Throughout this life, I believe no other individual spirit (in human form) created more impact on those he encountered delivering 'the message.. Life is Your Personal Perspective...Come laugh with me'.

I first met John in the spring of 1957. I was a sophomore at Saint Philip High School and president of a Catholic organization of teens called CISCA. 'Chicago Inter Student Catholic Action' We shared offices in the CYO building on Walbash Ave near the loop, downtown Chicago. After high school, I didn't meet John again until 1971 when he invited me as a guest on his weekly ABC television talk show "Of Cabbages and Kings". I was opinionated and fearless (according to John) so he offered me the role of host and creator of "DeadLock". Thirteen weekly programs ~ 7:30 PM WTTW, his deal "Don't get me in trouble with the Cardinal Charles.." My deal.. No censorship. We rattled a few cages, had lots of fun.

John Banahan is truly missed.

The following Chicago Sun-Times obituary by Bob Herguth tells his story.
Tuesday, January 9, 1996


Rev. John S. Banahan, 
Catholic TV Chief

The Rev. John S. Banahan, 75, who helped bring the Archdiocese of Chicago into the age of radio and television, died Friday at his home in Wheaton.

He spent his last day as he had spent many days of his life - with flair and with his friends. "He had a group of friends in Friday morning, to say goodbye: 'Give me a hug and go.' He died that night" - said his sister Lillian Banahan.

In 1957, Father John Banahan was named first director of the archdiocesan office of radio and television by Samuel Cardinal Stritch, and he held that post until 1978. He launched the weekly televised "Mass for Shut-ins" in 1962, a program still on Sunday TV. He won an Emmy in 1967 for "With Friends Like These," a dramatic TV show that he wrote.

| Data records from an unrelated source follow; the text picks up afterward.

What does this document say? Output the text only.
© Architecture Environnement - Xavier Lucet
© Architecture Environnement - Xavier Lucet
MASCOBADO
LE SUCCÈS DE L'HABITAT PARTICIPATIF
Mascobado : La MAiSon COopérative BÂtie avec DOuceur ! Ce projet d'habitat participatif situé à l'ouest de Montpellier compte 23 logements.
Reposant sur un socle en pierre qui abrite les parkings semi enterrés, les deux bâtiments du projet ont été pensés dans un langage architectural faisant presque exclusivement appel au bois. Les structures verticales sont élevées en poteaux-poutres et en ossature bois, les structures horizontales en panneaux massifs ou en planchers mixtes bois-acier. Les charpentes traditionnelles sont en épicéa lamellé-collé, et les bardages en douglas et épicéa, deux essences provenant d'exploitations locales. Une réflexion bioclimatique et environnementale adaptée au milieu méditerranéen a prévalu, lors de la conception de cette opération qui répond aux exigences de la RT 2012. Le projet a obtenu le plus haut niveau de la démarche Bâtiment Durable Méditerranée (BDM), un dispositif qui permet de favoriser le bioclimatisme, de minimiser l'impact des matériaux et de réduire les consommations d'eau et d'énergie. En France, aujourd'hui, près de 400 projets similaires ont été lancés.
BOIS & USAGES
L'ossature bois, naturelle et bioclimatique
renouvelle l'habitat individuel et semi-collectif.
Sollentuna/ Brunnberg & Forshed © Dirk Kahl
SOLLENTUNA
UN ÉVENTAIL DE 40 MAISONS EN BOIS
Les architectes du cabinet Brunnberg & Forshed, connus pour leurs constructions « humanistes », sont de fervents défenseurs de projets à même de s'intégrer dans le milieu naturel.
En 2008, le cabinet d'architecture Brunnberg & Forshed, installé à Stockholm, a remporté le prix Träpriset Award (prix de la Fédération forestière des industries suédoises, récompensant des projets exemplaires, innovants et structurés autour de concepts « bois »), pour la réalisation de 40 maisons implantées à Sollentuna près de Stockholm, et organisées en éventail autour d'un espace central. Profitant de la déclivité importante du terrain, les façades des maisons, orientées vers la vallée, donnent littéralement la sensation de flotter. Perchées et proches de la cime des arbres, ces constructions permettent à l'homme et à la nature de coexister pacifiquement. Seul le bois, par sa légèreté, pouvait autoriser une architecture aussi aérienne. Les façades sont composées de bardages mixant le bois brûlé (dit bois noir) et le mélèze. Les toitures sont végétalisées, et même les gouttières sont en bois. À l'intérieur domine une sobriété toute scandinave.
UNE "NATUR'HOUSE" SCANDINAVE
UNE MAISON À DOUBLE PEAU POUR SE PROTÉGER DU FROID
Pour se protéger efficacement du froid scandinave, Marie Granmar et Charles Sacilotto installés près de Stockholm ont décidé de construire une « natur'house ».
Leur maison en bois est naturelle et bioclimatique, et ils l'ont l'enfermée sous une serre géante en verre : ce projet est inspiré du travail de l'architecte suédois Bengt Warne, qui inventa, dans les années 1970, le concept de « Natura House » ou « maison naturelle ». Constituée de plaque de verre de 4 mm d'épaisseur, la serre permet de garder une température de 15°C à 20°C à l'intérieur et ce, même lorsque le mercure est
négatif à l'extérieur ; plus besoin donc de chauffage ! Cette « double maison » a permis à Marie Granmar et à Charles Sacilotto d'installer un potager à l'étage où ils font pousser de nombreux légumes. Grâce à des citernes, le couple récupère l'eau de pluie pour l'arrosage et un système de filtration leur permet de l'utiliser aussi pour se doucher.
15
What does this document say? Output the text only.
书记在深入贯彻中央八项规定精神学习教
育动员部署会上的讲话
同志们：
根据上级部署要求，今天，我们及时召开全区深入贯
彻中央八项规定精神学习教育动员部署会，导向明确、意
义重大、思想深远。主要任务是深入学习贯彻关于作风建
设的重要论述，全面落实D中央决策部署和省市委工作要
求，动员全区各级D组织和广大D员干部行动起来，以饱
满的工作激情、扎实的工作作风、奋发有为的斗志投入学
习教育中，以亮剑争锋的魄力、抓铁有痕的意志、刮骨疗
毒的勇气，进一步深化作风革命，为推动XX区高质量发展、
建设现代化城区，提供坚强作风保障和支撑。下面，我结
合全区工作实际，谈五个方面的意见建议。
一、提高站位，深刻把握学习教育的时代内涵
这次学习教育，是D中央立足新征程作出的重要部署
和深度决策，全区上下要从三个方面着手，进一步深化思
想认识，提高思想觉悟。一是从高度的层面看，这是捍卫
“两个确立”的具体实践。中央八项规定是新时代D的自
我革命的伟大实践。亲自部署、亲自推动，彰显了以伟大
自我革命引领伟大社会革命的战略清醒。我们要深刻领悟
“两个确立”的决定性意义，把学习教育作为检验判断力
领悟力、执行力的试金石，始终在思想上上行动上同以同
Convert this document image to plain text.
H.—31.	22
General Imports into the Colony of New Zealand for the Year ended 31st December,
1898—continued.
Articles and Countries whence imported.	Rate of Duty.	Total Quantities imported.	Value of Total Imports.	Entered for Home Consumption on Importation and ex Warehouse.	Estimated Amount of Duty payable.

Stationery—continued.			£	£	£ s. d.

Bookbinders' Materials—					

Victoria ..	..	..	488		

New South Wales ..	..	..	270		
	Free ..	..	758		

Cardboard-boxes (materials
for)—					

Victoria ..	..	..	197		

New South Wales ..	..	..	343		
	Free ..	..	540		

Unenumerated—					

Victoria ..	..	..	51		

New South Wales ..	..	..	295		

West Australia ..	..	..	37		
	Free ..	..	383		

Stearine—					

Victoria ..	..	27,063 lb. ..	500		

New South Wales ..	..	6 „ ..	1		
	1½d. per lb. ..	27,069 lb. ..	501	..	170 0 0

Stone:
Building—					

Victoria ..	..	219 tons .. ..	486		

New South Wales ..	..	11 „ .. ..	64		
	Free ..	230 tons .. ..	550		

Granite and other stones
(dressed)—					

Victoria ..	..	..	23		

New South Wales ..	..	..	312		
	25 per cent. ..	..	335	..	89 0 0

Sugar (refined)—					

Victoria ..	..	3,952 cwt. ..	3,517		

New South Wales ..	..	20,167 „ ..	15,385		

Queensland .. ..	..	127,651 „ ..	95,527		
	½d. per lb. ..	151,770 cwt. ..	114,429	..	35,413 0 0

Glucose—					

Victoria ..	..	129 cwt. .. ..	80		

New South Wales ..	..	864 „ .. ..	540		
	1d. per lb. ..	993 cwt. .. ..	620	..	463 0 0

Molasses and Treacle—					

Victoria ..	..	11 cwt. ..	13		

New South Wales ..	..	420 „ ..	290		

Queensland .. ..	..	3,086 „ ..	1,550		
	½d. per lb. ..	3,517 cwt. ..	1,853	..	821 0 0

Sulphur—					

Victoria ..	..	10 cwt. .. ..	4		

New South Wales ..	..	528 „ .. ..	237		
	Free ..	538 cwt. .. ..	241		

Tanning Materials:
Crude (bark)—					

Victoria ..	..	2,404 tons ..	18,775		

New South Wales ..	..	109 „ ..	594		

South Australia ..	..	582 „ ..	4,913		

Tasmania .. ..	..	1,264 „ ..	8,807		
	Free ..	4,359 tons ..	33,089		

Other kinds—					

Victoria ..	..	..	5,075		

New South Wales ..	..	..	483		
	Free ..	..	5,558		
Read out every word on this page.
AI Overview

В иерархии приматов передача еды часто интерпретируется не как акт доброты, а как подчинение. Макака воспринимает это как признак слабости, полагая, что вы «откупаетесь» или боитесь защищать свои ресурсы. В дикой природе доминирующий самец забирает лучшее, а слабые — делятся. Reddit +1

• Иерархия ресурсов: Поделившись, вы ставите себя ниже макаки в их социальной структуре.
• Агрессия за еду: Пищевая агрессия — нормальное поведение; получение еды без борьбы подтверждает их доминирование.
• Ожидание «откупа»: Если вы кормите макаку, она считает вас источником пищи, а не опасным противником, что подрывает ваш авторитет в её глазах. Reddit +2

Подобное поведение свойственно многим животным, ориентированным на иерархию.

Father Banahan was a friend of television producer Norman Lear and did some writing for Lear's shows in the 1970s and 1980s.

In 1990 he went to Los Angeles to be a consultant on "Sunday Dinner." a weekly TV series Lear was developing. Banahan said then, "It's the first time that a primetime show is going to have a heroine who actually says real prayers. I'm writing scenes." The series made it unto TV, but did not last.

John Banahan was widely known for his sprightly invocations at annual dinners of Chicago journalism groups. "They were humorous and devout," said Edmund J. Rooney, a longtime Chicago Daily News reporter and professor-emeritus of journalism at Loyola University. "He knew his audience and how to relate."

Father Banahan, who was born in Oak Park, attended Quigley Preparatory Seminary in Chicago and St. Mary of the Lake in Mundelein. He was ordained a priest in 1945 and served two years at Christ the King parish in Beverly Hills. Then he was assigned to Holy Name of Mary Church. From there he went to Holy Name Cathedral, where he served seven years and helped young people in the Cappa Club put on stage shows before being named to the archdiocesan radio-TV job.

Father Banahan also did a series of historical films for the Los Angeles Board of Education, and served a year as radio-TV director in the Phoenix diocese. He retired from active ministry several years ago. He is survived by his sister, Lillian Banahan.